La tecnología ha transformado nuestra vida cotidiana con una rapidez que a veces resulta difícil de asimilar. En teoría, debería estar al servicio de las personas, facilitarnos la comunicación y mejorar nuestra calidad de vida. Sin embargo, demasiadas veces ocurre lo contrario, la tecnología se convierte en un espacio donde reina el abuso, la intromisión y la falta de protección. El ciudadano de a pie se ve obligado a convivir con un conjunto de problemas que van desde las llamadas comerciales constantes hasta los insultos anónimos en internet, pasando por los contestadores automáticos que sustituyen a la atención humana y la suplantación de identidad en redes sociales. Un mismo hilo une todos estos fenómenos , la sensación de indefensión y la ausencia de normas eficaces que pongan freno de una vez por todas a estas prácticas.

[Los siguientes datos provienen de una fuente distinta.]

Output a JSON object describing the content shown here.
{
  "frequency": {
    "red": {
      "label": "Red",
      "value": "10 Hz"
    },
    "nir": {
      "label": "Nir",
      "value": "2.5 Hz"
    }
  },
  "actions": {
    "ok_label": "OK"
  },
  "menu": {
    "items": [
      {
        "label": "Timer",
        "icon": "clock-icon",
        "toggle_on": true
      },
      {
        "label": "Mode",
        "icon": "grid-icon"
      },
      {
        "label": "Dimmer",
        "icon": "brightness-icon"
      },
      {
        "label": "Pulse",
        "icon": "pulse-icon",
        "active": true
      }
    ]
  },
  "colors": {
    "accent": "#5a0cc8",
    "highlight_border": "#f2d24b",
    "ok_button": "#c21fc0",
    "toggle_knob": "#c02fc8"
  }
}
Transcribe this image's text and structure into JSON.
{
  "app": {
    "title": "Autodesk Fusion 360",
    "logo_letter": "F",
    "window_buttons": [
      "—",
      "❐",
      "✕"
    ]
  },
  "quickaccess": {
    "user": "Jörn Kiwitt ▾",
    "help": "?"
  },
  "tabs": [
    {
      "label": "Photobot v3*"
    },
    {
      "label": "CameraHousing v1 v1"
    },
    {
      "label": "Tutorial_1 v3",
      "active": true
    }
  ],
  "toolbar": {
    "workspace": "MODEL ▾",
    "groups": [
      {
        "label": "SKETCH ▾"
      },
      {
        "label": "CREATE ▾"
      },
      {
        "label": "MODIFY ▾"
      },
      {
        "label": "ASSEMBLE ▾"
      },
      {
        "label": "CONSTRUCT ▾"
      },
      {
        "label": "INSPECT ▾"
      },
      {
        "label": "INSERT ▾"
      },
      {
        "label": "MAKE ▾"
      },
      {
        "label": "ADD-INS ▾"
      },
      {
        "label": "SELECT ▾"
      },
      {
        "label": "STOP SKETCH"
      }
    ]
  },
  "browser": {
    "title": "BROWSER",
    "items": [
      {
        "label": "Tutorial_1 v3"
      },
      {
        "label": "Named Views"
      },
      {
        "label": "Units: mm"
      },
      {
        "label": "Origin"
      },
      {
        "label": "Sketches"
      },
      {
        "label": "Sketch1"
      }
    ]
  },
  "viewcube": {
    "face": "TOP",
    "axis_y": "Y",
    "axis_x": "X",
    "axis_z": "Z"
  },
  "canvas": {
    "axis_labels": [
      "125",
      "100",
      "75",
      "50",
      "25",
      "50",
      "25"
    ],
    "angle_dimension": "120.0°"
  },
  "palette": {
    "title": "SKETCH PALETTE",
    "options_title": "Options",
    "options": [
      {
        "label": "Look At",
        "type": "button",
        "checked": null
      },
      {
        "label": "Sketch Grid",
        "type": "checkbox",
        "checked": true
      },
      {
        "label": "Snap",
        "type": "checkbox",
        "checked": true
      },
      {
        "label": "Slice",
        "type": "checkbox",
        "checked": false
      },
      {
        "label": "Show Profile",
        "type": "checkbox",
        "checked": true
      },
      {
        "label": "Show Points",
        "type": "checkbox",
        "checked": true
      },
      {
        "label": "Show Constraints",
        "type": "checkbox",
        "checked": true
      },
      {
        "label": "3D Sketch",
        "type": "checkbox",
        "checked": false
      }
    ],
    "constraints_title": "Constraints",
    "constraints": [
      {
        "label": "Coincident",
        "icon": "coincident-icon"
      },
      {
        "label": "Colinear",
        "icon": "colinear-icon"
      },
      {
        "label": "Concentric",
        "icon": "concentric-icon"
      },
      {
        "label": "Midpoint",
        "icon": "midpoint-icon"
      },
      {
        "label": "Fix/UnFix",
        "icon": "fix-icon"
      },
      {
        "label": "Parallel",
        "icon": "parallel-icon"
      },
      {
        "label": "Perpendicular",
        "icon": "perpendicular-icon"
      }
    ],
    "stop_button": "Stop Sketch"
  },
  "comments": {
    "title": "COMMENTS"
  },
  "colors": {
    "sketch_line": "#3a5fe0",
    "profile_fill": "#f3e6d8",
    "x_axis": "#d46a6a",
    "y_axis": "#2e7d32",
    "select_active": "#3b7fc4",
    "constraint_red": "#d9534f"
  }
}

Uno de los ejemplos más molestos y persistentes son las llamadas comerciales no deseadas. A pesar de que la ley reconoce el derecho a no recibirlas sin consentimiento, en la práctica suenan a cualquier hora del día, desde números ocultos o internacionales, y siempre con la misma insistencia. Muchas proceden de call centers ubicados fuera de nuestras fronteras, lo que hace aún más difícil su control. El ciudadano puede inscribirse en la Lista Robinson o bloquear números, pero las empresas encuentran la manera de saltarse las reglas. Lo que debería estar prohibido sigue ocurriendo cada día, generando la sensación de que el derecho a la tranquilidad personal vale menos que el interés comercial.
A esta invasión telefónica se suma otra no menos hiriente, la de los insultos anónimos en internet. Hoy basta con escribir un artículo, expresar una opinión o publicar en redes sociales para que aparezcan comentarios ofensivos amparados en perfiles falsos. Se confunde la libertad de expresión con el derecho a la agresión, y se utiliza la máscara digital para dañar sin consecuencia alguna. La paradoja es evidente, las plataformas tienen capacidad de rastrear la identidad real de cada usuario, pero rara vez actúan de oficio, salvo que medie una denuncia formal y un proceso judicial. Mientras tanto, quienes escriben o trabajan públicamente se ven sometidos a un desgaste emocional importante, por qué algunos se amparan en el anonimato.
El tercer frente es el de los contestadores automáticos. Cada vez que alguien necesita resolver un problema real con un banco, una compañía de teléfono o una institución, lo primero que escucha es la voz enlatada de una máquina. Se pierden minutos recorriendo menús infinitos, repitiendo frases que el sistema nunca entiende y, muchas veces, sin lograr hablar con un ser humano. La contradicción es dolorosa, cuando las empresas quieren vender, disponen de personas reales para insistir una y otra vez. Pero cuando el cliente necesita ayuda, se encuentra con un muro de algoritmos incapaces de resolver un problema concreto, con lo fácil que sería contratar a personas para la buena atención a los clientes, como hace años.
Y, como si todo esto no fuera suficiente, está el peligro creciente de la suplantación en redes sociales. Cualquiera puede crear un perfil falso en Facebook o Instagram utilizando nuestro nombre y fotografía, y en cuestión de minutos comenzar a difamar o estafar a nuestros contactos.
La ley tipifica este acto como delito, pero las plataformas reaccionan tarde y con tibieza. En este lapso de tiempo, el daño ya puede estar hecho, amistades engañadas, reputaciones manchadas y una sensación de vulnerabilidad que no debería existir en un espacio que presume de seguro.
El denominador común es claro, la falta de leyes y, sobre todo, de mecanismos eficaces de cumplimiento. De poco sirve proclamar derechos si luego no existen sanciones rápidas y ejemplares para quienes los vulneran. No basta con registros voluntarios o buzones de quejas que acaban en el vacío. Se necesitan reglas contundentes, aplicadas con firmeza y sin excepciones.
La ciudadanía tiene derecho a vivir, trabajar, escribir o simplemente descansar sin ser molestada. Tiene derecho a que las llamadas comerciales ilegales desaparezcan de una vez. A expresarse en internet sin convertirse en blanco de insultos anónimos. A ser atendida por una persona cuando se enfrenta a un problema real. A que nadie pueda usurpar su identidad sin consecuencias inmediatas. Todo lo demás es condenar al ciudadano a una indefensión crónica que erosiona tanto su bienestar como su confianza en las instituciones.
Urge una legislación valiente y actualizada. Una que obligue a las empresas a ofrecer siempre una atención humana y accesible. Que sancione de manera ejemplar a quienes hostigan desde el anonimato o suplantan identidades digitales. Que prohíba de raíz las llamadas comerciales invasivas y garantice que la privacidad no se convierta en una excusa para el abuso. Una legislación que, en definitiva, devuelva a las personas la tranquilidad que nunca deberían haber perdido.